Autoregressive Language Modeling: In 0.3–0.35B scale models trained on FineWeb-Edu, MHLA is on-par with or modestly superior to SOTA linearized and SSM architectures (Mamba, GDN, GLA, Mamba2) on perplexity, MMLU, and LongBench. It achieves the highest average LongBench score (7.41), demonstrating superior context utilization in long-sequence NLP.
Ablation Studies and Structural Insights
Ablations confirm that locality-biased initialization for the mixing coefficients accelerates and stabilizes learning, with additional gains from allowing adaptive learning of these coefficients. The token head number M influences the trade-off between expressivity and runtime; linear complexity and optimal FID are achieved with moderate M (M2<N). MHLA’s design demonstrates that per-block mixing suffices for expressive recovery, and the empirical entropy and rank analyses show substantial restoration of both token-level diversity and selectivity.

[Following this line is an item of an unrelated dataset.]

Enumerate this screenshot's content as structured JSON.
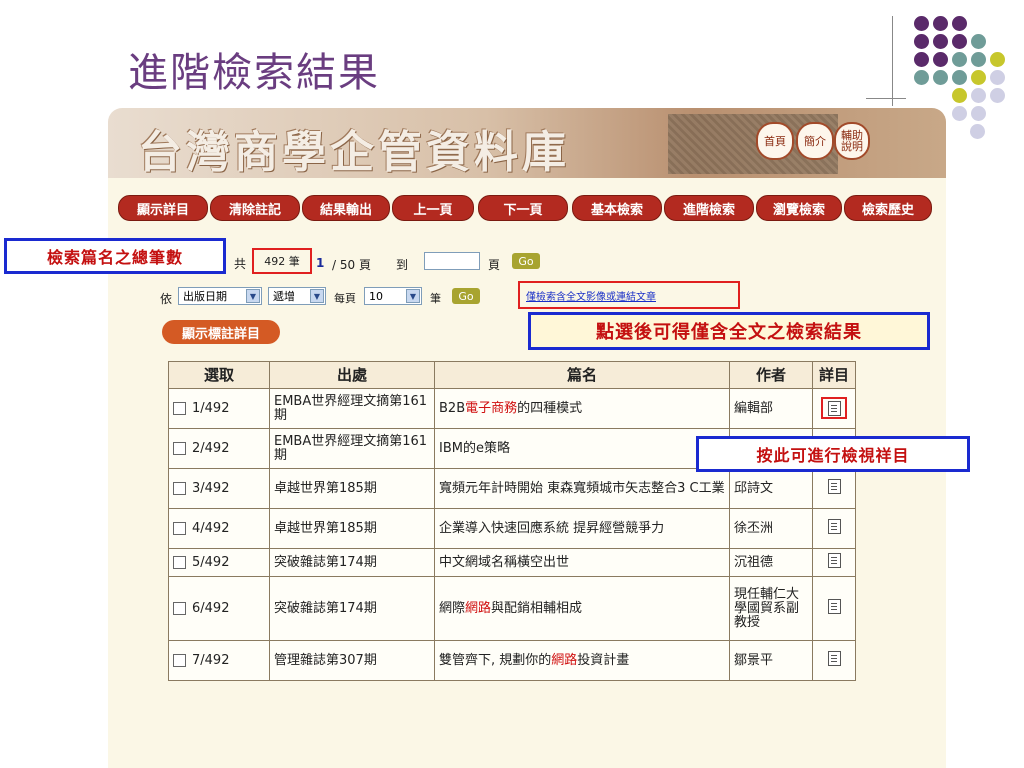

Practical and Theoretical Implications
MHLA advances the state of linear attention by providing a theoretically principled and empirically validated mechanism for restoring softmax-like expressivity. It achieves this without auxiliary computational costs or partial re-introduction of O(N2) terms, presenting a direct path to efficient scaling in domains where quadratic attention is infeasible.
On the practical axis, MHLA’s ability to drop into established backbones (DeiT, DiT, SANA, Wan) and immediately improve accuracy, generative quality, and training stability, while maintaining (or even improving) hardware efficiency, establishes a new baseline for long sequence, high-resolution, and multimodal Transformer research.
On the theoretical axis, MHLA directly addresses the "global context collapse" limitation, demonstrating that the core bottleneck was not just the absence of depth or architectural trickery, but a structural lack of query-conditioned, block-wise interaction in global kernel aggregation schemes. The methodology points toward further generalizations, such as adaptive or hierarchical block partitions, multi-scale block mixing, or integration with SSMs/RNNs for extended temporal reasoning.
Conclusion
MHLA represents a principled and effective means of reinstating query-conditioned expressivity to linear-time attention, enabling Transformer architectures to scale efficiently without sacrificing the qualitative modeling benefits of full self-attention. This work lays the groundwork for future research into more granular token-block interaction mechanisms, as well as for their adoption in high-throughput computer vision, sequence generation, and long-horizon multimodal tasks.